The 8th installment of “Mr. Caputo Teaches…,” my experience as an extracurricular science teacher in elementary and middle schools across Massachusetts.
I had been looking forward to the pin-hole camera lesson for a while. The thought of making them with my students brought me back to a visual arts class I took my junior year at Stuyvesant high school in Manhattan. The teacher instructed us how to make our own cameras, and I waited patiently to take old-style pictures of the Hudson River.
But had I looked closer at my lesson plan, I would have realized that the pin-hole cameras my class and I were building were models. Everything you needed to take a picture but no film.
I watched as the news zapped the excitement from each of my student’s eyes. “So what do these do?” Asked one of the girls. “They demonstrate… cameras,” I responded pathetically. “I know how cameras work,” she zinged back, “you snap a picture and it shows up on the screen.”
This disappointment caused the kids to be uncharacteristically sassy. I did my best to get through my spiel and decided to just sit down and help them build their projects. Surprisingly, the disinterest in the day’s topic provided some interesting conversation.
“Why are my eyes brown?” asked a 7th-grader after I talked about red-eye in photos. I did a quick survey and none of the kids had discussed genetics or inheritance in their biology classes.
“Well, what color are your mom’s eyes?” I asked. No surprise, brown. “What about your dad’s?” Aha, they’re green. After an brief overview of chromosomes and gene expression, I explained that although both genes are active, the gene for brown eyes from mom is expressed more than the gene for green eyes from dad.
I may be biased, but shouldn’t genetics be introduced before high school? It is so crucial to understanding our bodies that it seems a crime to leave it out of the curriculum. Maybe it’s because genetics involves evolution and reproduction, two touchy-subjects for Americans, or that many elementary and middle school teachers don’t have a firm knowledge of the subject.

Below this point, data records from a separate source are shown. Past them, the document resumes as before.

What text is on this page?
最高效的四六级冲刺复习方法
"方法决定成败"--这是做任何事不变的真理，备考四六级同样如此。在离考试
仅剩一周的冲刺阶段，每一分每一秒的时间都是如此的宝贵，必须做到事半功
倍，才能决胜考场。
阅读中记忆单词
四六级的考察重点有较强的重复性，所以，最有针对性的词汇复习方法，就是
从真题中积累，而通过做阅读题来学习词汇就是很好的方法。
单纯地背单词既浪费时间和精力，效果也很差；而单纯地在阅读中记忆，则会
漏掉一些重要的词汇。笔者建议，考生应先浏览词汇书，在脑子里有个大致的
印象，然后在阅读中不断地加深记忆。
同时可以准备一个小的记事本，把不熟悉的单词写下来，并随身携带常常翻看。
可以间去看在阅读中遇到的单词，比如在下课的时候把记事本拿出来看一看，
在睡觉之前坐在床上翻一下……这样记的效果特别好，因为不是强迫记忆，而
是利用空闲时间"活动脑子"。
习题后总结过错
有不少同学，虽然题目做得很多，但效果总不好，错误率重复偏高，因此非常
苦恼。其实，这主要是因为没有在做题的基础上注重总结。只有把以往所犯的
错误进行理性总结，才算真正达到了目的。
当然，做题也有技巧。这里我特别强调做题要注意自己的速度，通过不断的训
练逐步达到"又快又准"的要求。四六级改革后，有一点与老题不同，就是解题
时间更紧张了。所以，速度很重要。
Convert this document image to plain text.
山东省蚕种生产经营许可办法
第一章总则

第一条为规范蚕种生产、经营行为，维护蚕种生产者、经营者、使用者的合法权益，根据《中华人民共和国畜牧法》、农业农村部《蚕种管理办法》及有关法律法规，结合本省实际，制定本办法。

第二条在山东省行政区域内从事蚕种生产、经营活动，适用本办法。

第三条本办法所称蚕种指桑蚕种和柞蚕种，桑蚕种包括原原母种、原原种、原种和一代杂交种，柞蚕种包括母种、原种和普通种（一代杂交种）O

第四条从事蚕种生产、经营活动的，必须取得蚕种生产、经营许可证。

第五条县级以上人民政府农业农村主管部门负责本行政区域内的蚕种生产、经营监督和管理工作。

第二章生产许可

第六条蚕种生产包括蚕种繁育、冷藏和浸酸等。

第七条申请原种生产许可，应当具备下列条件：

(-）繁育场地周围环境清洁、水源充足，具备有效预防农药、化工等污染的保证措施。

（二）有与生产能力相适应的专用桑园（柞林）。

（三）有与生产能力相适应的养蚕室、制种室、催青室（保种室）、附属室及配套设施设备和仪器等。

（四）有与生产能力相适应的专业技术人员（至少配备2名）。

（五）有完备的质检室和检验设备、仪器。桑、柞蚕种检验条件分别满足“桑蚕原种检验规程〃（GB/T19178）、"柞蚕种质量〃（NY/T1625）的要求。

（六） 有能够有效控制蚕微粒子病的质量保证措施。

All I saw when we had out conversational tangent into chromosomes and genes was curiosity. The kids had questions about the difference between species, the X and Y chromosomes and how human beings are going to evolve.
Bringing genetics into the younger classroom would be easy. It could be done with a story. Some out there include “How the Y Makes the Guy” and “Amazing Schemes with Your Genes.” Class assignments can also include looking into certain family characteristics such as hair color or disease.
Although the pin-hole camera project was a bust, (the second worst after hot-air balloons, said a student), our fireside chat about genetics was kind of fun. I’m not suggesting build a life-size model of DNA, but a tree-of-life tour through a local zoo would be perfect. If only we had the time for a field trip.